A new leadership chapter for Delaware State University began New Year’s Day, as Tony Allen became the institution’s 12th president in its 129-year history.
Allen succeeds Wilma Mishoe, who in September announced her retirement at the end of 2019.
Board of Trustees Chairperson Devona Williams noted that since he arrived at the institution in the summer of 2017, as executive vice president and provost, “Tony has proven himself time and again with the imagination, tenacity and integrity he brought to Delaware State University.”
In less than two years, Williams said, “Tony has materially strengthened our academic and research enterprise. He has a complete understanding of the challenges and opportunities in higher education, and particularly what it takes for students at a historically black college or university to succeed in academics, in establishing a career and in life.
“Tony will definitely be a non-traditional president,” said Williams. “His strengths in business operations, organizational development and collaboration with stakeholders combine to give our university a transformational leader who will shape its future growth.”
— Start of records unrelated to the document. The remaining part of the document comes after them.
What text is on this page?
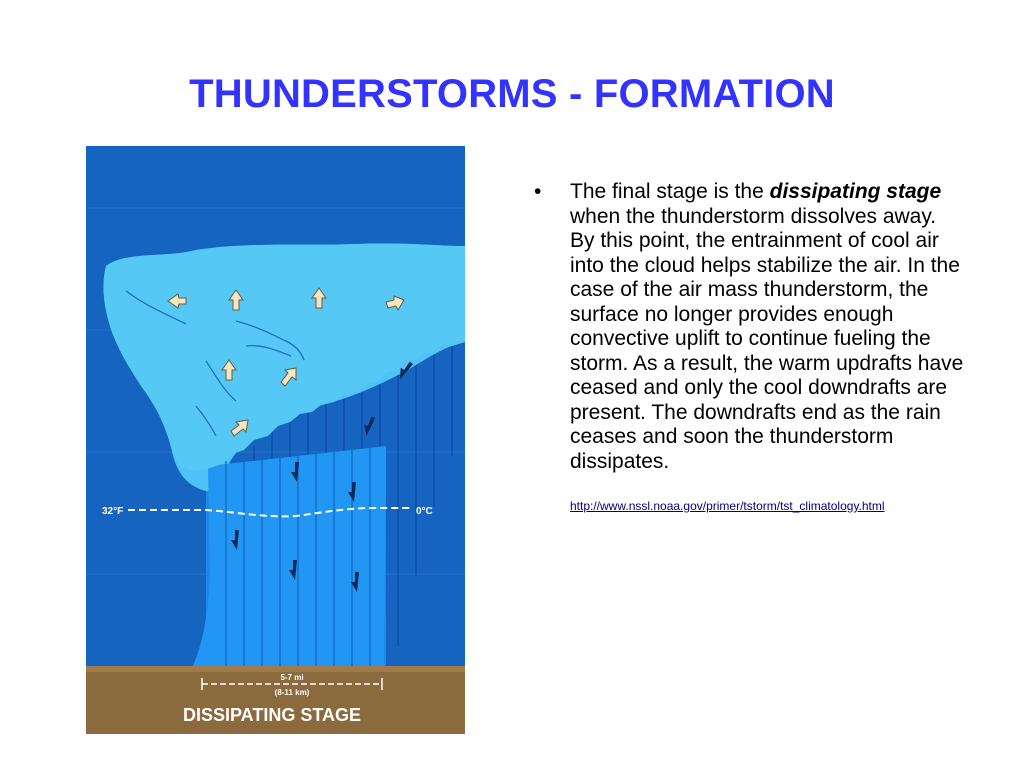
THUNDERSTORMS - FORMATION
32°F	0°C
5-7 mi
(8-11 km)
DISSIPATING STAGE
•	The final stage is the dissipating stage when the thunderstorm dissolves away. By this point, the entrainment of cool air into the cloud helps stabilize the air. In the case of the air mass thunderstorm, the surface no longer provides enough convective uplift to continue fueling the storm. As a result, the warm updrafts have ceased and only the cool downdrafts are present. The downdrafts end as the rain ceases and soon the thunderstorm dissipates.
http://www.nssl.noaa.gov/primer/tstorm/tst_climatology.html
At DSU, Allen has set a comprehensive tone on campus by widely and consistently stating, “It all matters.”
As provost and executive vice president, Allen led the redesign of the university’s academic colleges, the consolidation of academic advising assets under the Office of Student Success and realigned the priorities of Academic Affairs to make them consistent with the university’s strategic goals and key performance indicators.
He was also instrumental in the formation of a Strategic Enrollment Division that, for the first time in the institution’s history, places all front-end student services in one seamless organization. Allen was strongly involved in the strengthening of checks and balances that protect the university from liabilities.
With a long-term view toward the future, as provost he has developed a plan to increase the university’s annual research portfolio from $20 million to $35 million in the next 5 to 7 years, as well as new educational, governmental, community and business partnerships to better position DSU as a broad-based leader in the region.
Before his arrival, Allen worked at Bank of America from 2006-2017, where he served first as a communication executive and culminated his time as the managing director of corporate reputation. From 2004-2006, Allen worked for MBNA America Bank in Wilmington, where he was a general manager for the vice president, and later elevated to executive vice president.
He was the founding president of the Metropolitan Wilmington Urban League from 2000-2004, where he advanced a strategic agenda that impacted 100,000 Delawareans. His work there earned him the National Urban League’s highest honor, the Whitney M. Young Award for Advancing Racial Equality.
He served as a speechwriter and special assistant for the Honorable Joseph R. Biden, Jr., then-U.S. senator for Delaware, from 1997-2000. He also has been a senior policy fellow for the University of Delaware’s Joseph R. Biden, Jr. School of Public Policy and Administration from 2003-present.
Gov. John Carney, who noted he has known Allen for 25 years, said he is confident that the right person has been found to lead DSU at this “exciting time” in the institution’s history.
“For 128 years, the university has created a unique pathway for Delaware students from all different backgrounds and experiences to get a world-class education and then stay right here to contribute to our success as a state,” said Carney. “Tony understands that the university’s role today is helping to build our workforce, while having both a social and economic impact on Delaware.”
On Nov. 1, 2019, the Delaware Barristers Association gave Allen its seal of approval by presenting him with its 2019 Excellence in Education Award “in recognition of a dynamic leader whose leadership and outstanding contributions to the field of education has demonstrated a true social commitment to social justice and equality for all.”
Allen holds a 1993 Bachelor of Arts in political science from the University of Delaware and a 1998 Master’s in Public Administration in nonprofit management and community development from the Austin W. Marxe School of Public and International Affairs, Baruch College.
He crowned his academic journey at the University of Delaware’s Joseph R. Biden Jr. School of Public Policy and Administration by completing in a 2001 Ph.D. His dissertation was on “Devolution and Intergovernmental Decision-Making: The Delaware Welfare Reform Experience.”